在update函数中，应该从当前m和c中减去计算出的梯度

def update(n,A,b,m,c,descent_rate):
    return m - (descent_rate * der_wrt_m(n,A,b,m,c)), c - (descent_rate * der_wrt_c(n,A,b,m,c))

更新：这是工作版本。在得到x，y之后，我去掉了一个矩阵，因为它混淆了我=）。例如，在梯度计算中，你有一个表达式d += (A[i] * (b[i] - (m*A[i] + c)))，但它应该是d += (x[i] * (b[i] - (m*x[i] + c)))，因为x[i]给你一个元素，而a[i]给你一个列表。你知道吗

另外，在计算c的导数时忘记了负号。
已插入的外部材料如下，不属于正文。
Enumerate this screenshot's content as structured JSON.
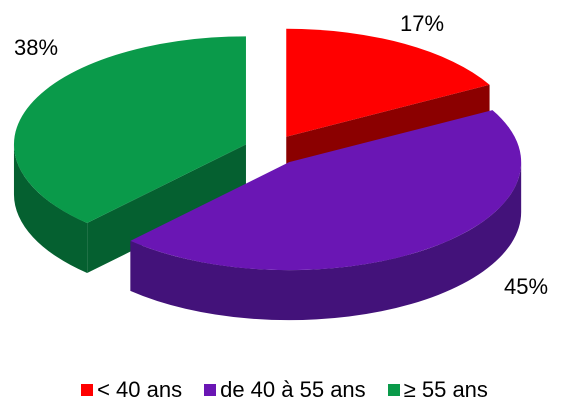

如果表达式是(y - (m*x + c))^2)，那么c的导数应该是2 * (-1) * (y - (m*x + c))，因为c前面有一个负号

# We could also solve it using gradient descent
import numpy as np
import matplotlib.pyplot as plt

def mean_squared_error(n, x, y, m, c):
    e = 0
    for i in range(n):
        e += (m*x[i]+c - y[i])**2
    e = e/n
    return e/n

def der_wrt_m(n, x, y, m, c):
    d = 0
    for i in range(n):
        d += x[i] * (y[i] - (m*x[i] + c))
    d = -2 * d/n
    return d

def der_wrt_c(n, x, y, m, c):
    d = 0
    for i in range(n):
        d += (y[i] - (m*x[i] + c))
    d = -2 * d/n
    return d


def update(n,x,y,m,c, descent_rate):
    return (m - descent_rate * der_wrt_m(n,x,y,m,c)),(c - descent_rate * der_wrt_c(n,x,y,m,c))


A = np.array(((0,1),
             (1,1),
             (2,1),
             (3,1)))
x = A.T[0]
b = np.array((1,2,0,3), ndmin=2 ).T
y = b.reshape(4)

print(x)
print(y)

def descent(x,y):
    m = 0.0
    c = 0.0

    descent_rate = 0.01
    iterations = 10000

    n = len(x)
    plt.scatter(x, y)
    u = np.linspace(0,3,100)
    prediction = 0
    for itr in range(iterations):
        prediction = prediction + m * x + c
        m,c = update(n,x,y,m,c,descent_rate)
        loss = mean_squared_error(n, x, y, m, c)
        print(loss)

    print(loss)
    print(m,c)
    plt.plot(u, u * m + c, '-')    
    plt.show()

descent(x,y)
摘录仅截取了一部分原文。